VİRÜS, SIÇRAMA TAHTASI OLABİLİR

Salgının bedelini insanlık ödemiştir. Doğal olarak beşeriyetin olduğu her yerde tercihler ve beklentiler değişecektir. Bunun ekonomik, sosyal, siyasal sonuçlarının olması kaçınılmazdır. Kıskançlıklar, özel hesaplar, Haçlı ittifakları sürdürülebilir değildir. Avrupa Birliği’nin zaten çatırdayan çatısı, virüsün darbeleri ile ağır hasar almış ve hatta yıkılmanın eşiğine gelmiştir.
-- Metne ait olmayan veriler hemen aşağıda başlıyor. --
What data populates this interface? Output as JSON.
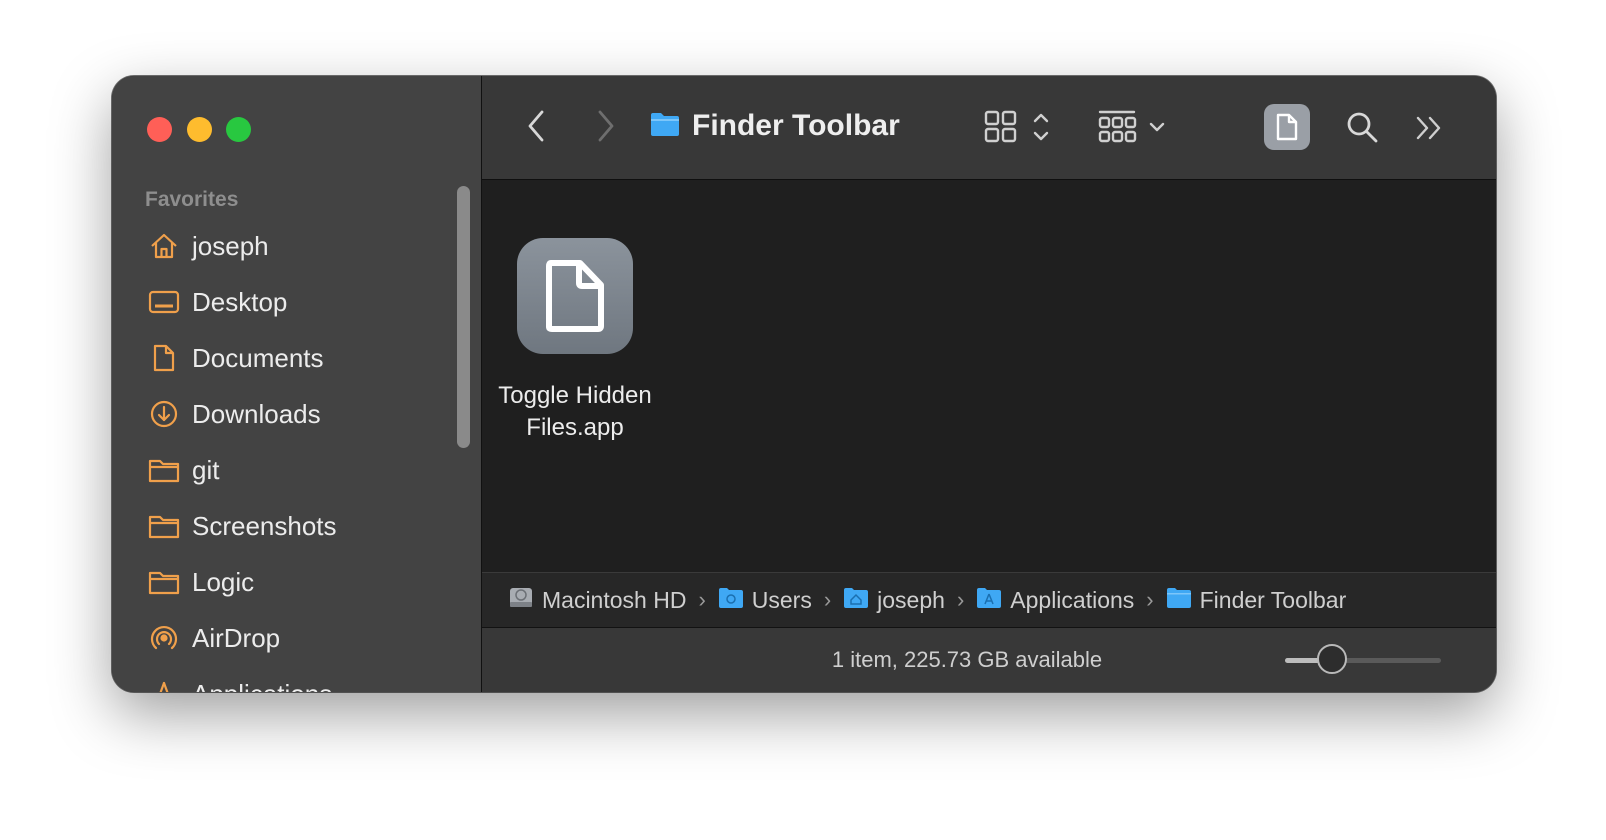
{
  "window": {
    "traffic_lights": {
      "close": "#ff5f57",
      "minimize": "#febc2e",
      "zoom": "#28c840"
    }
  },
  "sidebar": {
    "section_title": "Favorites",
    "accent_color": "#f0a04b",
    "items": [
      {
        "label": "joseph",
        "icon": "home-icon"
      },
      {
        "label": "Desktop",
        "icon": "desktop-icon"
      },
      {
        "label": "Documents",
        "icon": "document-icon"
      },
      {
        "label": "Downloads",
        "icon": "download-icon"
      },
      {
        "label": "git",
        "icon": "folder-icon"
      },
      {
        "label": "Screenshots",
        "icon": "folder-icon"
      },
      {
        "label": "Logic",
        "icon": "folder-icon"
      },
      {
        "label": "AirDrop",
        "icon": "airdrop-icon"
      },
      {
        "label": "Applications",
        "icon": "applications-icon"
      }
    ]
  },
  "toolbar": {
    "title": "Finder Toolbar",
    "folder_color": "#3fa8f4",
    "buttons": [
      "back-icon",
      "forward-icon",
      "icon-view-icon",
      "group-icon",
      "file-icon",
      "search-icon",
      "overflow-icon"
    ]
  },
  "content": {
    "files": [
      {
        "name": "Toggle Hidden Files.app",
        "icon": "document-app-icon"
      }
    ]
  },
  "pathbar": {
    "crumbs": [
      {
        "label": "Macintosh HD",
        "icon": "disk-icon"
      },
      {
        "label": "Users",
        "icon": "folder-icon"
      },
      {
        "label": "joseph",
        "icon": "home-folder-icon"
      },
      {
        "label": "Applications",
        "icon": "applications-folder-icon"
      },
      {
        "label": "Finder Toolbar",
        "icon": "folder-icon"
      }
    ],
    "separator": "›"
  },
  "statusbar": {
    "text": "1 item, 225.73 GB available",
    "icon_size_level": 0.3
  }
}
Kimsenin kimseye ne dayatma yapacak, ne üstten bakacak, ne de görmezden gelecek hali kalmamıştır. Artık herkesle aynı çizgiden başlayacak bir yarışta, aynı mesafeyi koşacağız. Daha hazırlıklı olduğumuzu test ettik, gördük. Avantajlarımızı iyi kullanır, yerinde ve zamanında alacağımız kararlarla etkinliğimizi daha da arttırıp güven oluşturursak, bu yarışın kazananı biz olabiliriz. Şerrin hayırlı tarafı buradadır. Virüs, bize muasır medeniyet seviyesini yakalamakta bir sıçrama tahtası olabilir ki, bunun çok açık ve net işaretleri gelmeye başlamıştır.

SORUN ÇÖZEN ÜLKEYİZ

Neresinden bakılırsa bakılsın, bu süreçten Türkiye›nin bir kaybı olmayacaktır. Yeni dünya düzeninde Türkiye’nin görmezden gelinmesi mümkün olmadığı gibi, belirleyici ve iddialı bir konum kazanması da kuvvetle muhtemeldir. Bu aslında başta içinde bulunduğumuz ittifaklar ve coğrafi hinterlandımız olmak üzere, herkesin işine gelir. Türkiye, bölgesinde ve dünyada sorun çıkaran değil sorun çözen, yük olan değil kolaylaştıran ülke olduğunu bir defa daha ve hiçbir kuşkuya yer bırakmayacak şekilde göstermiştir. Yıllardır kapısında bekletildiğimiz Avrupa Birliği’nin geleceğini de bizim belirleyeceğimizi söylemek fazla iddialı olmayacaktır.